Le gouvernement du Canada prévoit 43 milliards de dollars de nouvelles initiatives d’ici six ans, avec des déficits totalisant 175 milliards de dollars jusqu’en 2027-2028. Les frais de la dette publique vont passer de 24,5 milliards de dollars en 2021-2022 à 44 milliards de dollars en 2023-2024, une poussée de 79 % en deux ans seulement.
Le legs de Michael Sabia en est un de dépenses élevées, d’endettement et d’absence totale d’engagement envers un retour à l’équilibre budgétaire. Est-ce un bon bilan? Certains diront qu’il n’a fait qu’élaborer le plan budgétaire dans le cadre qui était le sien : celui d’un gouvernement minoritaire qui doit maintenir une entente politique avec le Nouveau Parti démocratique.

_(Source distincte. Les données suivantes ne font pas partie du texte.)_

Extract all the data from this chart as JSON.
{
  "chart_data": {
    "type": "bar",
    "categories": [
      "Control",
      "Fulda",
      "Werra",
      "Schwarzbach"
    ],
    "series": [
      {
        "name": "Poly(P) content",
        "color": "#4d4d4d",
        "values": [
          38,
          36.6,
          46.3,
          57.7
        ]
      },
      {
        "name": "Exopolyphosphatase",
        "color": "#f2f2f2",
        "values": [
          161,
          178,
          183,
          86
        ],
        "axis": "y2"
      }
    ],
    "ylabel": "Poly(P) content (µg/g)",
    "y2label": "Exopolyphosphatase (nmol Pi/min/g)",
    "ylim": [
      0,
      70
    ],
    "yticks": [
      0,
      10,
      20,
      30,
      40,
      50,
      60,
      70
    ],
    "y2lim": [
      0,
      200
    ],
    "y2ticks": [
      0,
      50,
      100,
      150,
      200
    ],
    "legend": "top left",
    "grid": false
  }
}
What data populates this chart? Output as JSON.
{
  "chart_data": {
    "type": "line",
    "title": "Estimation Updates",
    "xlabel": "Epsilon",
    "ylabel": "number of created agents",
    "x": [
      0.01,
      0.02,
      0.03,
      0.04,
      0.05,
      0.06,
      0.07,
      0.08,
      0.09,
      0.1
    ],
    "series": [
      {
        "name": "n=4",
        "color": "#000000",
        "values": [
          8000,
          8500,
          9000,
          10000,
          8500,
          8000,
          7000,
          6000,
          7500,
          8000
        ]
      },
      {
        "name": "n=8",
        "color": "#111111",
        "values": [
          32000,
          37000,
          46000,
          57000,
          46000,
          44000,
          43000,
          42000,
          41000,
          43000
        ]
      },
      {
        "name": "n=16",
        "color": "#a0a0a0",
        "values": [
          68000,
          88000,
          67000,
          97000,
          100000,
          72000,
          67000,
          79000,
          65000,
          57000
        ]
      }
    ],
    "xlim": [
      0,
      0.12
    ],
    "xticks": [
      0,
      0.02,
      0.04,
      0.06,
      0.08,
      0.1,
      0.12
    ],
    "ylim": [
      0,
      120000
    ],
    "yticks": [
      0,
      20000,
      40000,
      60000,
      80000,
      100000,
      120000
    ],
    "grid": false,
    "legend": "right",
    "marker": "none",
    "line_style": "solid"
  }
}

D’autres diront que le tandem Freeland-Sabia a perdu la maîtrise du compte de dépenses de l’État.
Par ailleurs, on croit comprendre que Michael Sabia a été sollicité pour diriger Hydro-Québec avant la publication du budget fédéral, le 28 mars dernier. Or, la ministre Chrystia Freeland a annoncé, dans ce budget, l’introduction d’un crédit d’impôt de 15 % sur la production d’électricité qui sera accessible aux sociétés d’État provinciales, comme Hydro-Québec. Ce nouvel outil fiscal sera bien utile dans la stratégie de Michael Sabia à la tête d’Hydro-Québec.
En terminant, dans l’analyse du choix de Michael Sabia pour diriger Hydro-Québec, il me semble évident qu’il faut aller au-delà des avis formulés sur son âge. Certains experts et commentateurs se sont permis de dire, tout en affirmant ne pas vouloir faire de l’âgisme, qu’à 69 ans, on pouvait se demander si Michael Sabia pourrait aller au bout de ses réformes.